Habib Nadra Ghaname, de Araçatuba, é advogado trabalhista é professor licenciado de direito do trabalho do Unitoledo

Recado aos empregadores: cautela e caldo de galinha

Estamos diante de uma nova realidade no âmbito do direito do trabalho. A Lei nº 13.467/17 já está em vigor. A luta no Congresso Nacional foi rápida, mas intensa. Os governistas comemoraram. Os empresários sentiram euforia diante de novas perspectivas e de amenização de riscos de novas e volumosas reclamações trabalhistas.
 
A referida lei trouxe efetivas mudanças no direito material, processual e, também, na parte relativa aos sindicatos e os efeitos jurídicos das normas coletivas pactuadas por eles. Ela visa flexibilizar direitos trabalhistas e em vários de seus dispositivos abre campo para atuação patronal mais positiva e economicamente mais vantajosa. 
 
Todavia, não se deve ir “com muita sede ao pote”. As novas regras trabalhistas estão passando por detalhadas avaliações por parte dos aplicadores e dos demais operadores do direito. E o que se percebe é uma significativa quantidade de opiniões contrárias, formando uma corrente dentro do poder judiciário, gerando com isso um estado de expectativa e de preocupação. 
 
A Anamatra, que é uma entidade de âmbito nacional e congrega magistrados da Justiça do Trabalho, em recentíssimo simpósio ocorrido em Brasília, lançou inúmeros enunciados contendo análises jurídicas refratárias a dezenas de artigos e parágrafos da nova legislação. O documento, que se tornou público, contém fartos argumentos jurídicos endereçados aos magistrados e aos profissionais do campo do direito laboral. Esse documento faz concluir que aquela imagem inicial de que a partir de agora tudo seria possível ao empregador, que o negociado vai prevalecer sobre o legislado, etc., está coberto quase que integralmente por densas e ameaçadoras nuvens, prenunciando tempestades. 
 
O que se aconselha ao empregador é não agir de forma precipitada, impondo situações previstas na nova lei sem que antes tenha feito um diagnóstico técnico/jurídico que lhe permita analisar os riscos e as consequências possíveis. Não se trata de assumir uma postura de medo, mas, de cautela preventiva, que é fundamental diante de uma lei sobre a qual já existe muita polêmica, até mesmo entre juízes.

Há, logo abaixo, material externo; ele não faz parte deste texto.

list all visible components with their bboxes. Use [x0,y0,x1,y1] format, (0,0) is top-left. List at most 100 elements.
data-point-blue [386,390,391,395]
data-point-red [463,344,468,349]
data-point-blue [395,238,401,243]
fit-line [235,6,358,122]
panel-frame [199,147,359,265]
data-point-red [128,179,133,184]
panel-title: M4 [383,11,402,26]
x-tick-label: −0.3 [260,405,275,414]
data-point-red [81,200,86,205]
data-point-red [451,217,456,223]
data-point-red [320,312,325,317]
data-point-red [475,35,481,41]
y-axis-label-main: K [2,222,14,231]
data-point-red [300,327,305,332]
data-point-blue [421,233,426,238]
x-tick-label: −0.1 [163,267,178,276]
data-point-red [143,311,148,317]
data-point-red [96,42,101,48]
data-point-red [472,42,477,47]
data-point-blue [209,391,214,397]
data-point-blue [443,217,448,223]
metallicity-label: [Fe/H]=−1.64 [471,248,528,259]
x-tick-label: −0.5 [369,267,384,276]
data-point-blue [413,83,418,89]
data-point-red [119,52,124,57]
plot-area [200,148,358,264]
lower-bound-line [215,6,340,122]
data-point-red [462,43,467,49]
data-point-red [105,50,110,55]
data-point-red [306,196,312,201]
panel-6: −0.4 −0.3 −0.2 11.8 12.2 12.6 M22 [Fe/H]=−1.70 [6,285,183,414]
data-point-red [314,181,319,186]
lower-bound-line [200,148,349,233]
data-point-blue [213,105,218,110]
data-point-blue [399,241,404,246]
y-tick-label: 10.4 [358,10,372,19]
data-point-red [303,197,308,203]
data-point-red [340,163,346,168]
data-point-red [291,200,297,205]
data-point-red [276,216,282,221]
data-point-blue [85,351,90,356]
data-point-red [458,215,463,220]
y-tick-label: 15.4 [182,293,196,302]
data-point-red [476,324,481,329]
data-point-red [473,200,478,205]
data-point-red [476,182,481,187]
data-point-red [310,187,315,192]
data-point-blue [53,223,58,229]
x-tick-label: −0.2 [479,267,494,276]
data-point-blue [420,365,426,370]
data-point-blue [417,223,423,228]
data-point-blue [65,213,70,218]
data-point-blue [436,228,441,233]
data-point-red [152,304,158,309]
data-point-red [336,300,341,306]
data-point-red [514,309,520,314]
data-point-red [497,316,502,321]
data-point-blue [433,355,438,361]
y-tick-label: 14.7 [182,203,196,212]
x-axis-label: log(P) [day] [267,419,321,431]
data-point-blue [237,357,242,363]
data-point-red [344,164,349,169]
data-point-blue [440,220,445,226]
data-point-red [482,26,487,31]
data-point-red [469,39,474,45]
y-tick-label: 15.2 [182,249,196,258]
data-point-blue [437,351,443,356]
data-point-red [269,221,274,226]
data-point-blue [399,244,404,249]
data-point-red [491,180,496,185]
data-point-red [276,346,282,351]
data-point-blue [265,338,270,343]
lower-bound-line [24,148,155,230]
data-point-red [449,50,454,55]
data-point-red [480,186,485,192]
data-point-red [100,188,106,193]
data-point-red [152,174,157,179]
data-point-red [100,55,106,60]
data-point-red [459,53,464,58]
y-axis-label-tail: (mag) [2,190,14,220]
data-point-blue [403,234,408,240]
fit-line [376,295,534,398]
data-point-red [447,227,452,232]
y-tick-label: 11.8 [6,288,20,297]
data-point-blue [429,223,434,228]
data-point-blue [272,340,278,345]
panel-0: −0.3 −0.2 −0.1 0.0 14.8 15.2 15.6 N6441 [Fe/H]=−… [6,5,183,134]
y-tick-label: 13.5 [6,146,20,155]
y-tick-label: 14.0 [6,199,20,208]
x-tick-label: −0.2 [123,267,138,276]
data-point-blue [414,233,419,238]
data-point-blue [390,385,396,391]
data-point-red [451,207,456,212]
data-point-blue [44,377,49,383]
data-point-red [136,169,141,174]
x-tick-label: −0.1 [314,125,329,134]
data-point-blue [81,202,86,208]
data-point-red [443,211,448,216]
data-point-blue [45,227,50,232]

E isso é constatado por manchetes que revelam os desentendimentos e as posições antagônicas, denotando que somente haverá alguma segurança quando os processos, ajuizados a partir de agora, contiverem decisões dos tribunais superiores e isso leva anos. 
 
Uma questão que certamente irá deflagrar avalanche de ações trabalhistas é a do trabalho terceirizado. O empregado da empresa fornecedora de mão de obra terá direito apenas ao salário estabelecido através de negociação coletiva de sua categoria específica ou deverá receber importância igual à do empregado da tomadora dos serviços, que realiza nesta as mesmas funções? Muitos questionamentos também vão surgir, envolvendo a jornada de trabalho, principalmente na parte relativa à redução do intervalo para trinta minutos, banco de horas e jornada de doze horas de serviço por trinta e seis de trabalho. 
 
Verbas pagas com habitualidade aos empregados e que integravam a remuneração dos mesmos para todos os efeitos legais e que a nova legislação atribuiu natureza jurídica distinta. Isso efetivamente será acolhido pela justiça do trabalho? Uma certeza, todavia, já se pode extrair da nova legislação: ela veio com o propósito e com o anúncio de que haveria redução substancial na quantidade de reclamações trabalhistas. Mas, isso não irá acontecer se os empregadores acreditarem apenas na expressão literal da lei nova, imaginando que não haverá resistência brutal e originária de várias fontes.
 
Daí parecer-me ser economicamente útil propor aos empregadores que sejam cautelosos, que adotem o adágio popular sedimentado pela inteligência popular há dezenas de anos: "cautela e caldo de galinha não fazem mal a ninguém".